Nevertheless, many in Mexico believe that the use of federal muscle to impose order in the town will only cause the situation to deteriorate. Two weeks ago, the leaders of two large Marxist rebel groups – the People's Army and the Lucio Cabanas Revolutionary Movement – delivered an ultimatum to the country's central government announcing that they would launch an armed revolt if the authorities took violent action against the protesting teachers in Oaxaca. By all appearances, the most recent moves by the federal authorities may provoke the insurgents to radical action.
Reuters Photo: A member of the Popular Assembly of Oaxaca (APPO) holds a Mexican flag in front of federal forces in Oaxaca on October 29, 2006.

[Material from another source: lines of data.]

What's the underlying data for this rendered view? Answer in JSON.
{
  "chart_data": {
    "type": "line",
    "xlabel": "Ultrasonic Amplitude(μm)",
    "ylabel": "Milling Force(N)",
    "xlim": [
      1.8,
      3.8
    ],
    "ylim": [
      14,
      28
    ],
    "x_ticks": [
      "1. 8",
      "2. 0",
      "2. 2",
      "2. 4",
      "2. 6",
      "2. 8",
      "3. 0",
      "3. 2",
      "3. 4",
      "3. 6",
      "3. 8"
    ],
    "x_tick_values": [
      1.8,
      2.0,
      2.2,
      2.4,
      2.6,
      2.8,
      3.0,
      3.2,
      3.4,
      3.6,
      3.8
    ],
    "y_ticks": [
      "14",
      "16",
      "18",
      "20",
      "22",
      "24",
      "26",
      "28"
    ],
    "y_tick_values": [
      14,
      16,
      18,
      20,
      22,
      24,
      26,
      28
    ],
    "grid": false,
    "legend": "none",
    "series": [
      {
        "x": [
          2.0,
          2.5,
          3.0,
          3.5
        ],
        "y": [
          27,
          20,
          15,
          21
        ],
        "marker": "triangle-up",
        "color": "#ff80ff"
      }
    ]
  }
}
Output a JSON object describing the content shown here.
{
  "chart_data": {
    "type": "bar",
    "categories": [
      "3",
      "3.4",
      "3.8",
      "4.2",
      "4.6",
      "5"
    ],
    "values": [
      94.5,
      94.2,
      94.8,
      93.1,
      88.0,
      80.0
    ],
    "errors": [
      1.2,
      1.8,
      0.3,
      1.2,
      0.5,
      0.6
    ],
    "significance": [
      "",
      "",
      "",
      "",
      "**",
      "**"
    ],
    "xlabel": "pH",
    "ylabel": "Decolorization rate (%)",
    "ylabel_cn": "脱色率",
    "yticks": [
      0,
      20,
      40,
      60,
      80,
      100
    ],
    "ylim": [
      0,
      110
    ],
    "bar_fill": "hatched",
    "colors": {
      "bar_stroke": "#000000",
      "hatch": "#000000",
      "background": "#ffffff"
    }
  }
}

Meanwhile, the political situation in Mexico is such that more and more people are talking about the impossibility of averting civil war. The country held its presidential elections in June, and the results of the elections have split the country in two. The left-wing candidate, Andres Manuel Lopez Obrador, lost to Felipe Calderon, the candidate from the ruling PAN party, by less than 0.5%. Leftist groups practically paralyzed the country for months after the elections: they were not convinced to disband their thousands-strong protests in Mexico City's Socalo Square until September, and passions are still running high. The state of Oaxaca is one of the strongholds of support for Lopez Obrador and the Mexican left wing. If the Marxist groups really do start a war with the government, the unrest could easily spill over into the states neighboring Oaxaca.

President Fox's term in office expires on December 1, after which the presidency will be assumed by his fellow party member Felipe Calderon, whose victory in the elections is still being contested by left-wing groups. It is possible that the month before the inauguration will see dramatic events that could lead to major bloodshed and regime change in Mexico.